Philippe le Bel, roi des « fake news » ?

Les fake news, nous en avons déjà parlé ici, ne sont pas un phénomène récent. Depuis la nuit des temps, de fausses informations sont colportées pour ternir des réputations. Philippe Le Bel, roi de France de 1285 à 1314, pourrait par exemple avoir été l’un des propagateurs de « fake news » les plus prolixes de l’histoire de France !

Dans un article de The Conversation raconte comme Philippe Le Bel, alias le « roi de fer », avait parfaitement compris de quelle manière les « fake news », rumeurs ou fausses informations en tous genres, pouvaient être utiles à l’exercice du pouvoir. 

Fake news contre un évêque qui s’élève contre le roi

En pleine période d’affirmation du pouvoir royal face à l’autorité spirituelle du pape (c’est l’adage selon lequel « le roi est empereur en son royaume », c’est-à-dire indépendant de la tutelle du Saint Siège), Philippe le Bel, aidé par ses conseillers, va diffuser une salve de fake news pour nuire à l’un de ses adversaires, un évêque nommé Bernard Saisset, favorable au pape et hostile au roi de France.

« Bernard Saisset serait un traître, qui aurait tenu des propos injurieux contre le roi, il est arrêté sans tarder.

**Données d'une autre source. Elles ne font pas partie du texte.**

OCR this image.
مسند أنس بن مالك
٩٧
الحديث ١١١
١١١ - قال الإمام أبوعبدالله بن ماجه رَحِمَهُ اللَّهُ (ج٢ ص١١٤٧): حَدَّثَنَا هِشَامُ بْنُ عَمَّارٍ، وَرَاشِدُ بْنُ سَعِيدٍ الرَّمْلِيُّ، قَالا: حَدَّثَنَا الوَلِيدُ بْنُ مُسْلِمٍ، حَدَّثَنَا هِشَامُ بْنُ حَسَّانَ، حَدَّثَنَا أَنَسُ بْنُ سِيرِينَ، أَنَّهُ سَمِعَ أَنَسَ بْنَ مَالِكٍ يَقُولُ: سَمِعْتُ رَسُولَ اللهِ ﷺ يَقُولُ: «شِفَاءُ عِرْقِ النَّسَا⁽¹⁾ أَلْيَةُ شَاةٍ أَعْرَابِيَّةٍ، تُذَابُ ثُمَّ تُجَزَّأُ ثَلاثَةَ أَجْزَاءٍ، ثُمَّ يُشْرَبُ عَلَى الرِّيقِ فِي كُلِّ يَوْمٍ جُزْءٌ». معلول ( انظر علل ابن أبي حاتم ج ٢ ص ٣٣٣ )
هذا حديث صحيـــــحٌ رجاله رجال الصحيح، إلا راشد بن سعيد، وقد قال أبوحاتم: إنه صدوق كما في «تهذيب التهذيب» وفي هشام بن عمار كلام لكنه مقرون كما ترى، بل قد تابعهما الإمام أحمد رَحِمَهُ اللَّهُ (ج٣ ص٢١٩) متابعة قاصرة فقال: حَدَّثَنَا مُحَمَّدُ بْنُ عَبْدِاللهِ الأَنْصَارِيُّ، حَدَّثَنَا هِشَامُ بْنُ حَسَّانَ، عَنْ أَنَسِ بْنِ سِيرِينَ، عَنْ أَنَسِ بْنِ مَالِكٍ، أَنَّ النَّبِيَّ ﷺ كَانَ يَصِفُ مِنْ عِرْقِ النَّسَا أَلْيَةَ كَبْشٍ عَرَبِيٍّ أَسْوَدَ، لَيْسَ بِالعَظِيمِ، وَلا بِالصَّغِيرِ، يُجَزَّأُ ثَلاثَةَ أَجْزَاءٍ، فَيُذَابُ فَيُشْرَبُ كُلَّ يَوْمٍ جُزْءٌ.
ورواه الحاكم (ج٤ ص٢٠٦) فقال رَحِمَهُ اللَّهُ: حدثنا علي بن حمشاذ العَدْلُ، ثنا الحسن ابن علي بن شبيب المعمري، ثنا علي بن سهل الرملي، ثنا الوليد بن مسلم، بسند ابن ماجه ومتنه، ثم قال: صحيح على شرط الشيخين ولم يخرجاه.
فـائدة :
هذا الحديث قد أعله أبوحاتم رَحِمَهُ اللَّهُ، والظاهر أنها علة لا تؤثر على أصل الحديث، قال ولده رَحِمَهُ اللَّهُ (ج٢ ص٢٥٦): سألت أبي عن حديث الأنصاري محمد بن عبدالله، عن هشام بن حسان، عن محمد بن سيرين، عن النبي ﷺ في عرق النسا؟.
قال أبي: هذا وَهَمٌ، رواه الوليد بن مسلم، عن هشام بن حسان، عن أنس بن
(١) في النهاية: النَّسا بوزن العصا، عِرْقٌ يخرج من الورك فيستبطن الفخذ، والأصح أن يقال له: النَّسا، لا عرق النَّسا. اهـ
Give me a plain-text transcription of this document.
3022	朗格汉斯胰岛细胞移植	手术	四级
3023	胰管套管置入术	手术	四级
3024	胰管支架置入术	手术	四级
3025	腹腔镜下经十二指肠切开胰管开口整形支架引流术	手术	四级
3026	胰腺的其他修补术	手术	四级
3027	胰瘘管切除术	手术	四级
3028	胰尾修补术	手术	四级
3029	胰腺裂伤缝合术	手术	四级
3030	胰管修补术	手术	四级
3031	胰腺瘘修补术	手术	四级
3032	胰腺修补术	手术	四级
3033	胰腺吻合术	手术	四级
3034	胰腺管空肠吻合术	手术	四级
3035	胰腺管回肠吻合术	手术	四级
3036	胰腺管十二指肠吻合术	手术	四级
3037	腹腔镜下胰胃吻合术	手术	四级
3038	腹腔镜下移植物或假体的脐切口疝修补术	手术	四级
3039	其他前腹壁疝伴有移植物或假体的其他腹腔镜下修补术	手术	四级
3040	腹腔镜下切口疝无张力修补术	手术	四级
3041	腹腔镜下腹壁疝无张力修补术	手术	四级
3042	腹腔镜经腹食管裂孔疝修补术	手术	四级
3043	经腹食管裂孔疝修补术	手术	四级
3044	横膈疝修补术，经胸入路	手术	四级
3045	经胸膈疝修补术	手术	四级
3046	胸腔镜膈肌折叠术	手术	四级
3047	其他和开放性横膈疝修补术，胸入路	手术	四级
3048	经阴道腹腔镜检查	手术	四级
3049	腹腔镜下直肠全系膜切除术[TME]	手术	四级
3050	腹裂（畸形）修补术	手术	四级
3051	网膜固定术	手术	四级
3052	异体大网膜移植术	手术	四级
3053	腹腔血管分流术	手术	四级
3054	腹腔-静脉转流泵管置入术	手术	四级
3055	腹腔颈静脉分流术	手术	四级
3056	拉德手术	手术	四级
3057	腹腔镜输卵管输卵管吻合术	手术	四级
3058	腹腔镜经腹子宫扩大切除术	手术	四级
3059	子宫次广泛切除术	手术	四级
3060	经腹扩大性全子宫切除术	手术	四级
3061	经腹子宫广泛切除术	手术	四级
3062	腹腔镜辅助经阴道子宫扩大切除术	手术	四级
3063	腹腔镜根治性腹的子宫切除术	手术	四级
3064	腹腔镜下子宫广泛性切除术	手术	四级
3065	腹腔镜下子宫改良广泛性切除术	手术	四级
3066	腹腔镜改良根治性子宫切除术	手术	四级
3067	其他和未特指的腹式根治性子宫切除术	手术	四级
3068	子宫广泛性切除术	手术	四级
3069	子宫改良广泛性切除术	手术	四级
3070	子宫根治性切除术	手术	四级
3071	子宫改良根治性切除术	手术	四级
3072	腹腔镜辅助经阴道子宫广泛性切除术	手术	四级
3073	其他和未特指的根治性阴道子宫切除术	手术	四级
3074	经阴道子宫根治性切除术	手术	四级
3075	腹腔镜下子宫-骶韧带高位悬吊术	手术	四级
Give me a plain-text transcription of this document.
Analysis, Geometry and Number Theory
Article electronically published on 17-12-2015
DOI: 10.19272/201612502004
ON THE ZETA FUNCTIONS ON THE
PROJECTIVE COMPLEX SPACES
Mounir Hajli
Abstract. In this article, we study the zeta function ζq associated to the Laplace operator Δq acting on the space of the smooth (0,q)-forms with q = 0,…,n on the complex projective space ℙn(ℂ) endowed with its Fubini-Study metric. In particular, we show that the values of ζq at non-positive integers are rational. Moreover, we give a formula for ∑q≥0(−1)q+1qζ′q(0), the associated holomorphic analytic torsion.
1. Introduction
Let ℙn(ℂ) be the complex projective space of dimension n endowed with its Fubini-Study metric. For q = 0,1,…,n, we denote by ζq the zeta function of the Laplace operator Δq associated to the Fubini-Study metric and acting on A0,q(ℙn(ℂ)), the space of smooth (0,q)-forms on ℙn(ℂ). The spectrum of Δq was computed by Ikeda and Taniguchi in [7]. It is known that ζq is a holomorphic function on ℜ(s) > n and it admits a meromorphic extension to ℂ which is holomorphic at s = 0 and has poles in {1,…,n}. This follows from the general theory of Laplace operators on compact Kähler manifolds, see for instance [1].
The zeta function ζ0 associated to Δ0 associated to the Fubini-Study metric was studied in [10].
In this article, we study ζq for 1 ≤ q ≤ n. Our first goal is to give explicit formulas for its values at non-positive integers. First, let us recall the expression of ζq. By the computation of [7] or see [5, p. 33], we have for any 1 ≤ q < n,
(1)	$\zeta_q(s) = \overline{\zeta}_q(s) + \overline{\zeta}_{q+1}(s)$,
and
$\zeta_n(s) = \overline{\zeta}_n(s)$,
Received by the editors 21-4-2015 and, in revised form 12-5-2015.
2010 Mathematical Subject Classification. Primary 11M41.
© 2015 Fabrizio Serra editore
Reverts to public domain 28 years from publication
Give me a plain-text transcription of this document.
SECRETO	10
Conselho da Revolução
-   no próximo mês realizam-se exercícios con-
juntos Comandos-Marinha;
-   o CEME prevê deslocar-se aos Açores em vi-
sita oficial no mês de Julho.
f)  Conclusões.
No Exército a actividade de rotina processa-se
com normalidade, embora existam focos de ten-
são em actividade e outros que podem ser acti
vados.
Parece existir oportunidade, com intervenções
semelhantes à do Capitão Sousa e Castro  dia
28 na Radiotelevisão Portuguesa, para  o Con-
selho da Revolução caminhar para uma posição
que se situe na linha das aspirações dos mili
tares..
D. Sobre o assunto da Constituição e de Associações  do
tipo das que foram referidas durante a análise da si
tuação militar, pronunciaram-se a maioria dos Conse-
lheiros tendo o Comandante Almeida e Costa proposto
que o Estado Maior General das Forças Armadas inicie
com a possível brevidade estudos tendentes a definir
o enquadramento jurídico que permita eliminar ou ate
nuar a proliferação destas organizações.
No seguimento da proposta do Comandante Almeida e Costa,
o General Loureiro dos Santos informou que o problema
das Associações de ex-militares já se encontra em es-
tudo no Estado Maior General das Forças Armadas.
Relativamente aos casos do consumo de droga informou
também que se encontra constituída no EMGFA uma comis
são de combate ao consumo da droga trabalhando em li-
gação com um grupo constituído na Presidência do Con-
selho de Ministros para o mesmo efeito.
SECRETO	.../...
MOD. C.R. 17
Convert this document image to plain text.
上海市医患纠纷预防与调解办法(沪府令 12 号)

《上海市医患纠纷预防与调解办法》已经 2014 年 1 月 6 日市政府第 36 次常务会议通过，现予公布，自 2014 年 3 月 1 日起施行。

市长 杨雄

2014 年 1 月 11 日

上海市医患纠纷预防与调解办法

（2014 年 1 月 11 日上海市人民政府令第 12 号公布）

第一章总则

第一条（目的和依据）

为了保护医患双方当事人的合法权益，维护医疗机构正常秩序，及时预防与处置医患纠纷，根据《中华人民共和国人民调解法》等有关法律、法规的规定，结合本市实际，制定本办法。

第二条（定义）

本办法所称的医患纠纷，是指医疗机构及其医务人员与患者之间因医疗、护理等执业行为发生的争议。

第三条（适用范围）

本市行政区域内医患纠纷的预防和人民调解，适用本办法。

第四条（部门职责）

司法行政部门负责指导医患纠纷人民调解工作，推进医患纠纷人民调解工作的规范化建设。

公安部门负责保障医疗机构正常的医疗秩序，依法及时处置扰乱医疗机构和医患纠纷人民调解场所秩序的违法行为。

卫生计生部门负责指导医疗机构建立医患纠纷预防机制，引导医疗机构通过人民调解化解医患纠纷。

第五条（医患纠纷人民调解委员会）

Lors du procès, beaucoup de rumeurs, d’ouï-dire… difficile de distinguer le vrai du faux. Mais cette arrestation d’un clerc sur les ordres du roi, un pouvoir politique ancré dans le monde d’ici-bas et non un pouvoir ecclésiastique, met le feu aux poudres. Boniface VIII fulmine, menace de déposer le roi et n’écrit pas moins de trente bulles sur le sujet dans le seul mois de décembre 1301 », raconte Catherine Kikuchi.

Fake news contre les Templiers

Mais cela n’est rien en comparaison d’une autre fake news propagée par Philippe le Bel et ses conseillers visant cette fois l’ordre des Templiers, qui menace l’autorité du roi de France. Pour nuire aux Templiers et ternir leur réputation, « tout y passe : crachat sur des crucifix, baiser rituel sur l’anus comme pacte avec le mal, sodomie entre les membres de l’ordre, idolâtrie, incroyance… Si le procès reposait sur des fautes réelles, l’ensemble donne une image tout à fait fantasmée de l’ordre ».

Résultat de cette campagne de « fake news » : le roi organise le procès des Templiers, le pape laisse faire et, au final, l’ordre des Templiers est dissout. Le pouvoir du roi de France peut donc s’épanouir tranquillement.